Reworking the Bible: Apocryphal and Related Texts at Qumran
Proceedings of a Joint Symposium by the Orion Center for the Study of the Dead Sea Scrolls and Associated Literature and the Hebrew University Institute for Advanced Studies Research Group on Qumran, 15-17 January, 2002
This book contains papers presented at a symposium on “Reworking the Bible at Qumran” convened in 2002 by the Institute of Advanced Studies and the Orion Center for the Study of the Dead Sea Scrolls and Associated Literature at the Hebrew University of Jerusalem. The core theme is the use and interpretation of the Bible in apocryphal and related works found at Qumran. Nearly half the papers treat legal interpretation; the other half, examines narrative exegesis. Key issues include the question of the authority of the reworked biblical texts, their exegetical techniques, motifs, and genres. This collection provides a valuable resource for the study of Bible, the history of interpretation, apocrypha and pseudepigrapha, ancient Judaism and early Christianity.

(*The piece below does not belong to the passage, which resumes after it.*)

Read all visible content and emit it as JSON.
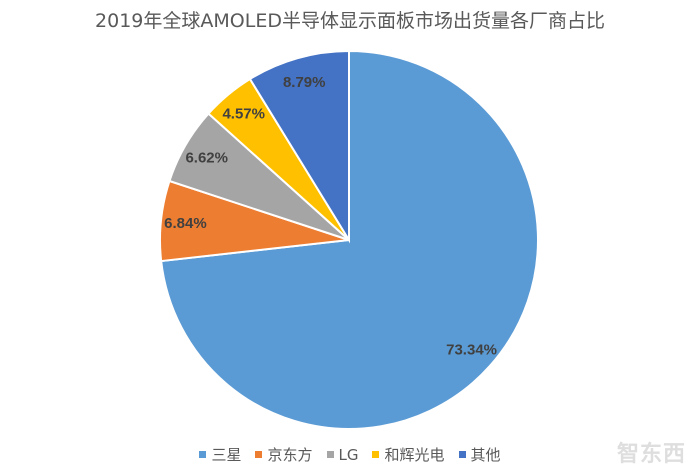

Esther G. Chazon, Ph.D. (1992), The Hebrew University of Jerusalem, is Director of the Orion Center for the Study of the Dead Sea Scrolls and Associated Literature, and Senior Lecturer in the Department of Hebrew Literature, The Hebrew University of Jerusalem.

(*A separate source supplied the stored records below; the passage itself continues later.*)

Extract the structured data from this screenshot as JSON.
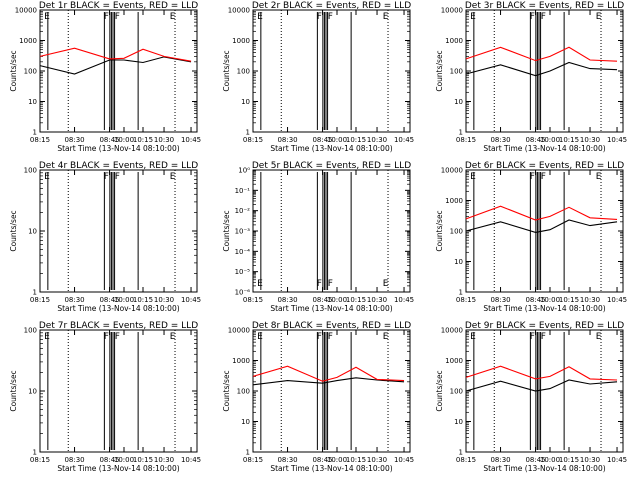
{
  "colors": {
    "events": "#000000",
    "lld": "#ff0000",
    "background": "#ffffff"
  },
  "x_tick_labels": [
    "08:15",
    "08:30",
    "08:45",
    "10:00",
    "10:15",
    "10:30",
    "10:45"
  ],
  "x_axis_label": "Start Time (13-Nov-14 08:10:00)",
  "y_axis_label": "Counts/sec",
  "flag_letters": [
    "E",
    "F",
    "F",
    "E"
  ],
  "chart_data": [
    {
      "type": "line",
      "title": "Det 1r BLACK = Events, RED = LLD",
      "yscale": "log",
      "ylim": [
        1,
        10000
      ],
      "y_ticks": [
        "1",
        "10",
        "100",
        "1000",
        "10000"
      ],
      "x": [
        0,
        1,
        2,
        3,
        4,
        5,
        6
      ],
      "series": [
        {
          "color": "#000000",
          "values": [
            150,
            80,
            230,
            230,
            190,
            290,
            200
          ]
        },
        {
          "color": "#ff0000",
          "values": [
            300,
            560,
            250,
            260,
            520,
            300,
            210
          ]
        }
      ]
    },
    {
      "type": "line",
      "title": "Det 2r BLACK = Events, RED = LLD",
      "yscale": "log",
      "ylim": [
        1,
        10000
      ],
      "y_ticks": [
        "1",
        "10",
        "100",
        "1000",
        "10000"
      ],
      "x": [
        0,
        1,
        2,
        3,
        4,
        5,
        6
      ],
      "series": []
    },
    {
      "type": "line",
      "title": "Det 3r BLACK = Events, RED = LLD",
      "yscale": "log",
      "ylim": [
        1,
        10000
      ],
      "y_ticks": [
        "1",
        "10",
        "100",
        "1000",
        "10000"
      ],
      "x": [
        0,
        1,
        2,
        3,
        4,
        5,
        6
      ],
      "series": [
        {
          "color": "#000000",
          "values": [
            80,
            160,
            70,
            100,
            190,
            120,
            110
          ]
        },
        {
          "color": "#ff0000",
          "values": [
            250,
            600,
            220,
            300,
            600,
            230,
            210
          ]
        }
      ]
    },
    {
      "type": "line",
      "title": "Det 4r BLACK = Events, RED = LLD",
      "yscale": "log",
      "ylim": [
        1,
        100
      ],
      "y_ticks": [
        "1",
        "10",
        "100"
      ],
      "x": [
        0,
        1,
        2,
        3,
        4,
        5,
        6
      ],
      "series": []
    },
    {
      "type": "line",
      "title": "Det 5r BLACK = Events, RED = LLD",
      "yscale": "log",
      "ylim": [
        1e-06,
        1
      ],
      "y_ticks": [
        "10⁻⁶",
        "10⁻⁵",
        "10⁻⁴",
        "10⁻³",
        "10⁻²",
        "10⁻¹",
        "10⁰"
      ],
      "x": [
        0,
        1,
        2,
        3,
        4,
        5,
        6
      ],
      "series": []
    },
    {
      "type": "line",
      "title": "Det 6r BLACK = Events, RED = LLD",
      "yscale": "log",
      "ylim": [
        1,
        10000
      ],
      "y_ticks": [
        "1",
        "10",
        "100",
        "1000",
        "10000"
      ],
      "x": [
        0,
        1,
        2,
        3,
        4,
        5,
        6
      ],
      "series": [
        {
          "color": "#000000",
          "values": [
            100,
            200,
            90,
            110,
            230,
            150,
            200
          ]
        },
        {
          "color": "#ff0000",
          "values": [
            250,
            650,
            230,
            300,
            600,
            270,
            240
          ]
        }
      ]
    },
    {
      "type": "line",
      "title": "Det 7r BLACK = Events, RED = LLD",
      "yscale": "log",
      "ylim": [
        1,
        100
      ],
      "y_ticks": [
        "1",
        "10",
        "100"
      ],
      "x": [
        0,
        1,
        2,
        3,
        4,
        5,
        6
      ],
      "series": []
    },
    {
      "type": "line",
      "title": "Det 8r BLACK = Events, RED = LLD",
      "yscale": "log",
      "ylim": [
        1,
        10000
      ],
      "y_ticks": [
        "1",
        "10",
        "100",
        "1000",
        "10000"
      ],
      "x": [
        0,
        1,
        2,
        3,
        4,
        5,
        6
      ],
      "series": [
        {
          "color": "#000000",
          "values": [
            160,
            220,
            180,
            220,
            270,
            230,
            200
          ]
        },
        {
          "color": "#ff0000",
          "values": [
            300,
            650,
            210,
            280,
            600,
            240,
            220
          ]
        }
      ]
    },
    {
      "type": "line",
      "title": "Det 9r BLACK = Events, RED = LLD",
      "yscale": "log",
      "ylim": [
        1,
        10000
      ],
      "y_ticks": [
        "1",
        "10",
        "100",
        "1000",
        "10000"
      ],
      "x": [
        0,
        1,
        2,
        3,
        4,
        5,
        6
      ],
      "series": [
        {
          "color": "#000000",
          "values": [
            100,
            210,
            100,
            120,
            230,
            170,
            200
          ]
        },
        {
          "color": "#ff0000",
          "values": [
            280,
            650,
            250,
            300,
            620,
            250,
            230
          ]
        }
      ]
    }
  ]
}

Devorah Dimant, Ph.D. (1973, Hebrew University) is Professor of Bible at the University of Haifa, Israel. Her research areas are: Dead Sea Scrolls, Jewish apocrypha and pseudepigrapha, Jewish Hellenistic literature, Ancient Jewish exegesis, Jewish literature of the Second Temple period.
Ruth A. Clements, Th.D. (1997) in Christian Origins, is Head of Publications for the Orion Center. She has published on early Christian and Jewish biblical interpretation and co-edited several volumes on Qumran literature, including Sapiential Perspectives: Wisdom Literature in Light of the Dead Sea Scrolls (Brill, 2004).
All those interested in Bible, exegesis, Dead Sea Scrolls, Apocrypha and Pseudepigrapha, Second Temple and Rabbinic Judaism, early Christianity.